Charlo Greene: Reporter who quit on live TV over cannabis legalisation could now face even more time in prison

Ms Greene could now spend 54 years in prison instead of her original indictment for up to 24 years

Click to follow
The Independent Online

Charlo Greene, the news reporter who quit her job on live television by outing herself as the owner of the Alaskan Cannabis Club and saying “f*ck it”, is facing more serious criminal charges than the eight counts previously announced.

Ms Greene, whose club was hit by an undercover police sting, has been handed a total of 14 charges with the possibility of up to 54 years in prison – more than double the original indictment of a possible 24 years.

While working as a reporter for KTVA, a station in Alaska, Ms Greene revealed she was the owner of the club, which was the subject of her news report, and was in favour of the legalisation of cannabis in the US state.

“Now everything you heard is why I, the actual owner of the Alaska Cannabis Club, will be dedicating all of my energy toward fighting for freedom and fairness which begins with legalising marijuana here in Alaska,” she said.

“And as for this job, well, not that I have a choice but, f**k it, I quit,” she said, before abruptly walking off-air on 22 September 2014. Within hours, the 26-year-old had become a viral star.

Since then, Ms Greene has made a name for herself as a cannabis advocate and has spent her time campaigning for people to access marijuana after Alaska became the third state in the US to legalise recreational marijuana in November 2014.

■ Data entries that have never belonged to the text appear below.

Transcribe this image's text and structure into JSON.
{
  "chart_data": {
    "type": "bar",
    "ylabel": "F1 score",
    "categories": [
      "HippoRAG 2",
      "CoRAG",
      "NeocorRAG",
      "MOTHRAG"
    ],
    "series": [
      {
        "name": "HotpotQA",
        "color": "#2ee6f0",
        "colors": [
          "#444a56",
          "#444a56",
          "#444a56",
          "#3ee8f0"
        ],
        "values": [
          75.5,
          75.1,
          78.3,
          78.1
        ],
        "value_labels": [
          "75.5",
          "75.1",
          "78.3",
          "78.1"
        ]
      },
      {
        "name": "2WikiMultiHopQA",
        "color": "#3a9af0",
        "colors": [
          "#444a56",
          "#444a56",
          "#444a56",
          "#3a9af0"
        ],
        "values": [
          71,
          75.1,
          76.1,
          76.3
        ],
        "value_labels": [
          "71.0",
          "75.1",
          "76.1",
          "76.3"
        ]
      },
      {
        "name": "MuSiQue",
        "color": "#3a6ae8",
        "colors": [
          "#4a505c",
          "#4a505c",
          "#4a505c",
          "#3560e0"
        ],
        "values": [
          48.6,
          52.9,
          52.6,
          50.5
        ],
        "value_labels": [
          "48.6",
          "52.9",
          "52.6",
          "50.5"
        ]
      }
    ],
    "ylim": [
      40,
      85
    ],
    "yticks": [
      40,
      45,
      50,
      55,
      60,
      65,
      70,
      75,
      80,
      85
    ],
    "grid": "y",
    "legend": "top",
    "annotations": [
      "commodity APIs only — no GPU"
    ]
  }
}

However, this has not ended well. 

Documents supplied by the state attorney general's office to The Independent reveal detectives immediately targeted the operation with six undercover purchases and two raids in the space of five months.

Ms Greene has been charged with ten offences for either the supply or possession of cannabis over one ounce on a number of different dates when detectives visited the club. These charges carry a maximum sentence of five years in prison each.

She has also been charged with four more minor offences for the supply or possession of smaller amounts, wihich carry the threat of one year in prison each.

An earlier document also supplied by the office showed the eight original charges made towards Ms Greene and set out details showing she was not directly involved in any of the undercover transactions made, yet state prosecutors exclusively charged her, noting the club was registered in her name.

Ms Greene, whose legal name is Charlene Egbe, has pleaded not guilty, with a trial expected to be held in the following months.

“It’s almost dizzying when you try to make sense of it,” Greene told The Guardian. “It could literally cost me the rest of my adult life.”

Although Alaska legalised the manufacture, sale and possession of marijuana in 2014, it only came into effect in February 2015. Even though the state had not settled its regulations for retail operations in the interim provisional period, the Alaska Cannabis Club reportedly allowed people to purchase “memberships” and supplied marijuana when members made “donations”.